Sunday, December 14, 2014

"Whom Ye Know Not"

The sermon at church this morning was interesting.  We’re celebrating Advent, which is about anticipating the coming of Christ.  The pastor during the first part of his sermon was inquiring why John the Baptist was not at the nativity.  My thought was “Because John the Baptist was still a baby at that time,” and that is probably true, if one accepts what the Gospel of Luke says.  At the same time, I could somewhat understand my pastor’s question, for John the Baptist was preparing people for the ministry of Jesus.  In my opinion, John was trying to get people ready for the Messiah by encouraging them to repent.  By being in a spiritual state of mind that was oriented towards God and righteousness, people would be in a better position to recognize and to embrace Jesus’ ministry of compassion and healing as the work of God.  Those who did not repent would be focused on other things, or they would reject Jesus because Jesus conflicted with their power interests.

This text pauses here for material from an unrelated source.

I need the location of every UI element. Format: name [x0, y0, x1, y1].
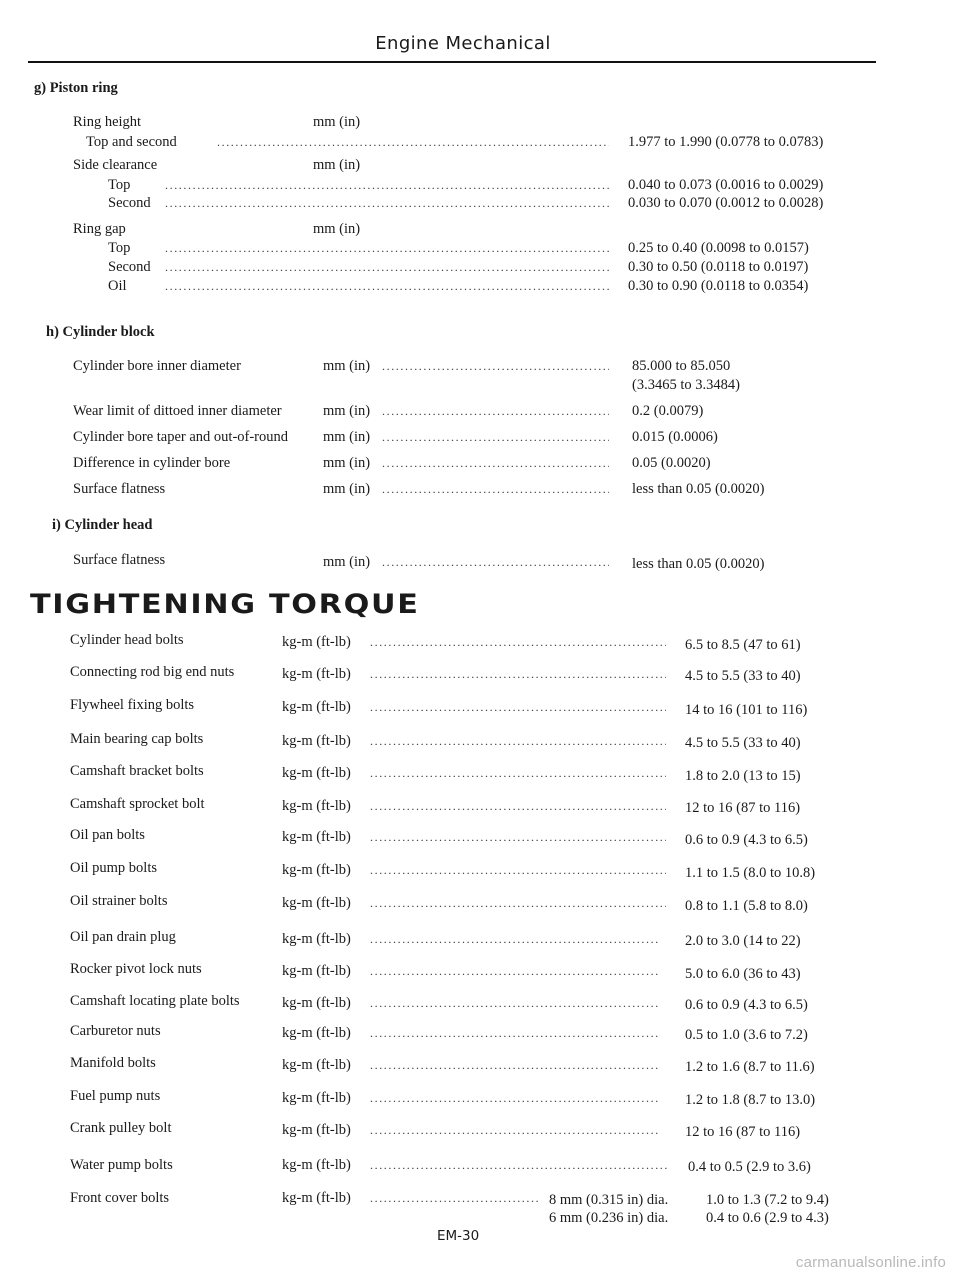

My pastor was making a big deal about John 1:26-27, which states: “John answered them, saying, I baptize with water: but there standeth one among you, whom ye know not; He it is, who coming after me is preferred before me, whose shoe’s latchet I am not worthy to unloose” (KJV).  I did not entirely understand how my pastor was applying this verse—-and I consider that a good thing, since that makes me think—-but I believe that his point was that we assume we know everything about Jesus and that we have a firm handle on who Jesus was.  We do not consider that Jesus can surprise us, or we fail to look at Jesus in fresh ways.  My pastor is neither disputing the importance of Christian orthodoxy nor suggesting that we should depart from that, I don’t think, but rather he is promoting a living relationship with Jesus, not simply assuming that we know all there is to know about Jesus and putting Jesus on the shelf, either trivializing him or forgetting about him.

What do I make of that?  Well, I have my own frozen image of Jesus, I cannot deny that!  There are all sorts of images of Jesus out there: Jesus the nice person who accepted everyone, Jesus the man who was not afraid to tell people off, Jesus full of grace, Jesus giving people a new law (or a new interpretation of the old law) more difficult than the law of Moses.  I tend to gravitate towards a compassionate Jesus, though there are doubts somewhere in my mind about whether that is the case.  I have just found beating myself up for failing to live up to certain spiritual standards to be a futile endeavor.  I have settled on compassionate Jesus!  I have resolved that no one will tell me otherwise!  They can have any Jesus they wish, but they are not taking away from me my compassionate Jesus!
But can that frozen image of mine close me off from learning new things, from gaining new insights?

1 comment:

  1. "One was Abraham." [That is an actual verse.]That means Abraham served God only by the fact that he thought he was alone, and he did not look at anyone that tried to dissuade him. And similarly no one can come to the service of God without this aspect of thinking he or she is alone and to to not pay any attention to anyone who tries to hold them back. [Nachman from Uman LM Vol. II in the left out portion from Volume I.]